THE HAGUE, Netherlands — Ratko Mladic, who will appear in public Friday for the first time since his arrest when he goes before a war crimes judge, was “extremely cooperative” when finally taken into U.N. custody after 16 years as a fugitive, a court official said Wednesday.
John Hocking, the registrar of the Yugoslav war crimes tribunal, said the wartime Bosnian Serb military commander understood him clearly when Hocking spoke to him Tuesday night, shortly after Mladic was extradited from Belgrade in a Serbian government business jet.
Hocking, the tribunal’s senior administrative official, described the rules and regulations of the detention block that will be the ex-general’s home until the end of his trial on charges of genocide and orchestrating Serb atrocities throughout the Bosnian war.

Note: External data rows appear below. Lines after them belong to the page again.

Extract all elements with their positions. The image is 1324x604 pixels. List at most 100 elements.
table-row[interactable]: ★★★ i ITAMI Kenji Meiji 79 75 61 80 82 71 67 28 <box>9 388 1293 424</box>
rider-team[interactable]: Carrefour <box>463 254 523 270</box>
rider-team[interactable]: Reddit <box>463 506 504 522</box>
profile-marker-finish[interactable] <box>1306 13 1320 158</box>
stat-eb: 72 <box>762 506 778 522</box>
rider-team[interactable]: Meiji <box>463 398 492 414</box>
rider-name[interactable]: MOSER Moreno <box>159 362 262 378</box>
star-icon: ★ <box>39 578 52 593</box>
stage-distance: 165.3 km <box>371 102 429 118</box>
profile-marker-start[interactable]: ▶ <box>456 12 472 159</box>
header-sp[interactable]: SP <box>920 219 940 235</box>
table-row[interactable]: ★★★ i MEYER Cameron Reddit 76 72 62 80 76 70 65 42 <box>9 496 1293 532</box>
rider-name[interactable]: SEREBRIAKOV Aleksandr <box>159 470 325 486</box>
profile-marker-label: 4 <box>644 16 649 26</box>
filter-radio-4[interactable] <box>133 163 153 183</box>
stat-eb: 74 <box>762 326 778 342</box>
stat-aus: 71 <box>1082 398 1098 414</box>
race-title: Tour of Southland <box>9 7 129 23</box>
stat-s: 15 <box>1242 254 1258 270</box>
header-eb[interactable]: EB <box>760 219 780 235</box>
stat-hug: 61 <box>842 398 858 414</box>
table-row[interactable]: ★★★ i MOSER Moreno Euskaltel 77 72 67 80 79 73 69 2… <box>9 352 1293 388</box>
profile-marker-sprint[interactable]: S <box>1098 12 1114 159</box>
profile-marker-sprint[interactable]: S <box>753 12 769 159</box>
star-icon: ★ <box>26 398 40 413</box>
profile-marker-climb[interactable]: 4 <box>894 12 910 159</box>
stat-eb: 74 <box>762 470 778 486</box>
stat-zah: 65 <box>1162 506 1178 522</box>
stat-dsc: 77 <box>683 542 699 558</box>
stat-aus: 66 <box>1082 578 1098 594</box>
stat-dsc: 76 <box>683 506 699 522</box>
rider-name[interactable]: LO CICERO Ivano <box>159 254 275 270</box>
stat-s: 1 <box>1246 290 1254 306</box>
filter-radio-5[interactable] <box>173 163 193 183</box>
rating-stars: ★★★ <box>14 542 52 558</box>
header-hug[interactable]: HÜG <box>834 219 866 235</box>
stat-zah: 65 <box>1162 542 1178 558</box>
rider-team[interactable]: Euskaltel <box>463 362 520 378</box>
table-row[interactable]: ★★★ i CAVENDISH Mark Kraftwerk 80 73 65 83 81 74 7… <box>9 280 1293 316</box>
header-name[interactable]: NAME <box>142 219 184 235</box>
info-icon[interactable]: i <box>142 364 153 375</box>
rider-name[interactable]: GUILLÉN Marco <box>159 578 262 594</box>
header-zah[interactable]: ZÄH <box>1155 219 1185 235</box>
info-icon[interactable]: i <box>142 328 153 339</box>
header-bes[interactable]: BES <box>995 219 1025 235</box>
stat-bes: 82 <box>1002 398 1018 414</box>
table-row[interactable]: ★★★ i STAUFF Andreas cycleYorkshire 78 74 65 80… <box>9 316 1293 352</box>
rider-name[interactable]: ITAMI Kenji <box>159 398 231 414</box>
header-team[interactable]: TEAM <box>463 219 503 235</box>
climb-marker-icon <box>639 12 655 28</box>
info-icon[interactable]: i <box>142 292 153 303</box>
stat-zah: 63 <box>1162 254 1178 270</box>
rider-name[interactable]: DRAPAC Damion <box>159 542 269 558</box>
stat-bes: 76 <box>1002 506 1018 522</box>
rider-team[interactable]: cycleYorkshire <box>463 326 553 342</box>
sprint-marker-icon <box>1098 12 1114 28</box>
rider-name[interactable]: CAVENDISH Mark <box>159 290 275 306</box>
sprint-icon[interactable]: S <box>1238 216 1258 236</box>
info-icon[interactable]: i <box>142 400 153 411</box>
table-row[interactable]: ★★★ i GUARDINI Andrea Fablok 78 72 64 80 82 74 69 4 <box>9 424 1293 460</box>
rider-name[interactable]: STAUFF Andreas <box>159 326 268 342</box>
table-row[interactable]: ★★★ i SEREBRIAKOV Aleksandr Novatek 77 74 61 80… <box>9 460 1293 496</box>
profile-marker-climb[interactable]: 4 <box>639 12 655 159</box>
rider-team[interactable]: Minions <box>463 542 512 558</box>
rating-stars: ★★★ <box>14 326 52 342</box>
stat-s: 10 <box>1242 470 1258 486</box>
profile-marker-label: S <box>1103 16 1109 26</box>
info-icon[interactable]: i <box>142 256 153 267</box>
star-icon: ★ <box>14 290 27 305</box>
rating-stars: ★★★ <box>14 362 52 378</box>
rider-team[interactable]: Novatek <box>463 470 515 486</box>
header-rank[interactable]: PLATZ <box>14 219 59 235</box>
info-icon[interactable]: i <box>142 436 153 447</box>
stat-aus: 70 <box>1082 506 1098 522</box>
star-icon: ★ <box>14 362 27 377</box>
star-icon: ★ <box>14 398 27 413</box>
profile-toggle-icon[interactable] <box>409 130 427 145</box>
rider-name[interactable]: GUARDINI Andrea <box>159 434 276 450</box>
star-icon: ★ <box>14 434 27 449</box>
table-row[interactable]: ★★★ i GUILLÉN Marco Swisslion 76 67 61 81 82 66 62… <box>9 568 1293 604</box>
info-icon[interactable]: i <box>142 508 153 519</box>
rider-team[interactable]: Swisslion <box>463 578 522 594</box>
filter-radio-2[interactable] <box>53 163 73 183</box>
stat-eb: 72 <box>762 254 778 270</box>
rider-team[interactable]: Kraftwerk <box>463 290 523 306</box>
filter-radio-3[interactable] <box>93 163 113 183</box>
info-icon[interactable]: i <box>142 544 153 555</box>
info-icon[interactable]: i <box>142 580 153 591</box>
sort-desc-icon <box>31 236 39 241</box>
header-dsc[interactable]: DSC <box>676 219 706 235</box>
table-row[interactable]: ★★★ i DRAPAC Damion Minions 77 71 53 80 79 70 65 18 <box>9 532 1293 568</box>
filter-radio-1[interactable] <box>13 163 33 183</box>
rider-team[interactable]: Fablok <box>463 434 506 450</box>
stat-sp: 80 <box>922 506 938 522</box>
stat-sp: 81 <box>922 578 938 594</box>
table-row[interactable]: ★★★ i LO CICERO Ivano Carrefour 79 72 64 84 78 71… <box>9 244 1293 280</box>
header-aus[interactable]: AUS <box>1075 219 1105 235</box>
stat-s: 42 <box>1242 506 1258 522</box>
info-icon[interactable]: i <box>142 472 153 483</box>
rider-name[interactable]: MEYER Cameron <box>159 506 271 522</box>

Hocking said a doctor who examined the 69-year-old Mladic saw no medical problems to prevent him being taken into the tribunal’s detention unit but declined to provide details about Mladic’s health, citing privacy concerns.
The descriptions of Mladic’s health and powers of concentration appear to be at odds with those of Mladic’s Belgrade lawyer, who has said the ex-general is too weak mentally and physically to face a complex and lengthy war crimes trial. Mladic’s family says he has suffered at least two strokes while on the run.
Mladic will appear in court for the first time Friday morning when a judge will ask him to confirm his identity and give him the chance to enter pleas to the 11 charges of genocide, war crimes and crimes against humanity.
Tribunal Chief Prosecutor Serge Brammertz praised Serbia’s pro-Western President Boris Tadic for having Mladic arrested, but also rued how long it took to detain Europe’s most-wanted war crimes fugitive, who was first indicted in 1995 while war was still raging around him.
“Sixteen years is a long time to wait for justice,” Brammertz told reporters at the court. “It has happened very late, but not too late.”
Mladic “was the most powerful military figure in Bosnia during the war and he is charged with crimes that shocked the conscience of the international community … and symbolize the brutality of the war in Bosnia,” Brammertz said.
The 1992-95 Bosnian war left about 100,000 people dead and forced 1.8 million to flee their homes.
Hocking said he discussed with Mladic how he would mount his defense against the charges, but said Mladic has not yet indicated his plans.
Several high-profile leaders prosecuted at the tribunal, including former Yugoslav President Slobodan Milosevic, have acted as their own defense attorneys and used their trials as platforms to spread their political message.
Mladic was captured Thursday at the home of a relative in a Serbian village. Judges in Belgrade rejected his appeal to delay his transfer on grounds of ill health, and the Serbian justice minister authorized his handover to U.N. officials in The Hague.
Of the 161 suspects indicted by the U.N. court since its establishment in 1993, only one remains on the run — Goran Hadzic, a leader of rebel Serbs in Croatia.